When a Palestinian was arrested, beaten by police and then bitten by a police dog near Ramallah, he was brought for treatment to Shaarey Tzedek Hospital.  Despite the fact that hospital staff treated this blindfolded, shackled man accompanied by police, they didn’t note the cause of the dog bite or circumstances under which he was brought to them.  The victim’s complaint against arresting officers was dismissed on the grounds that he couldn’t prove “culpability.”  Here is the hospital’s response:

“The medical documents state explicitly that he was treated for a bite, and the doctors have no way to determine the source of the bite.”

Besides the Hippocratic Oath for doctors, shouldn’t there be a prohibition against lying enforced on PR hacks for Israeli hospitals?

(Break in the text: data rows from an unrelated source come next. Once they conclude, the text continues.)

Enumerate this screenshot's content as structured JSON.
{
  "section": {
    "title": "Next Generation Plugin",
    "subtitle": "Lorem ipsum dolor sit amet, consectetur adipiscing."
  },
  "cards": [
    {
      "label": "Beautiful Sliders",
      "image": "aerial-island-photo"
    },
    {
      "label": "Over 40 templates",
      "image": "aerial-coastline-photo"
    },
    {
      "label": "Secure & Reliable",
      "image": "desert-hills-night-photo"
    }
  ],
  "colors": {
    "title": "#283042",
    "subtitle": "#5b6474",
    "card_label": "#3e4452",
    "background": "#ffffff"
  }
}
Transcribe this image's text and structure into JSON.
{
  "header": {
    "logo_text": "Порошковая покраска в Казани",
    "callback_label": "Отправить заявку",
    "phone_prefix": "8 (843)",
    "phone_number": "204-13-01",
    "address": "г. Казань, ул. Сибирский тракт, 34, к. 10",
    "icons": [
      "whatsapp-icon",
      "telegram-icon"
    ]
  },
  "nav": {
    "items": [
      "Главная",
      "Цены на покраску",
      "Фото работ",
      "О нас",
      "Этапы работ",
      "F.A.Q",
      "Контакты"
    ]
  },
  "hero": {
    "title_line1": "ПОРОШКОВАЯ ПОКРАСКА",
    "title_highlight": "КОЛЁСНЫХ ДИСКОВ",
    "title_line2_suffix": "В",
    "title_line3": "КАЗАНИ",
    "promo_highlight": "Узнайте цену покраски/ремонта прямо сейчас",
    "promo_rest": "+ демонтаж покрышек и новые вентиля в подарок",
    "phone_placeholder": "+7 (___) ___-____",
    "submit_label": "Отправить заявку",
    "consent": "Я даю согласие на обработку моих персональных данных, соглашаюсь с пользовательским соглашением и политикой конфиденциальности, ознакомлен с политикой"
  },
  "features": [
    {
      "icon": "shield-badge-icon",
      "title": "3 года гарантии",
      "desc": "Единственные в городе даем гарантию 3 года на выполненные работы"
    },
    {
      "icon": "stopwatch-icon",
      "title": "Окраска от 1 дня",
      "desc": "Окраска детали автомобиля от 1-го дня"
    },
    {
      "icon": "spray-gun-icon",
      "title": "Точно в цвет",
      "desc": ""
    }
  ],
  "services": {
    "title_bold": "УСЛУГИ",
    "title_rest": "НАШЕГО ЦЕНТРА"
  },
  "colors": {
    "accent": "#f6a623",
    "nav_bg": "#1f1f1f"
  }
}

Another arrestee suffered a serious gash on his face inflicted by Israeli police.  He was brought to the famed Hadassah Hospital, which likes to boast that it treats all patients regardless of ethnicity, race or religion.  In this case, however, the medical report did not indicate how the victim received his wound.

After a complaint was filed on the victim’s behalf, this was the vaunted medical institution’s reply:

Hadassah said in a statement that it provides the best medical care to all its patients, regardless of the circumstances of the disease or injuries. It added that because the patient was referred by the Israel Prison Service and accompanied by Border Police officers, “It was clear that the authorities were aware of his arrival and did not need additional notification. Unfortunately, the medical records relating to the treatment provided by Hadassah were apparently taken by the patient or someone acting on his behalf.”

Can you imagine a hospital which gives all its medical records about a patient to an unknown party leaving the institution without any records of the treatment he received?  It’s simply unfathomable.

The torture report also notes that over 700 complaints of torture submitted to the Attorney General over the past decade have not been investigated.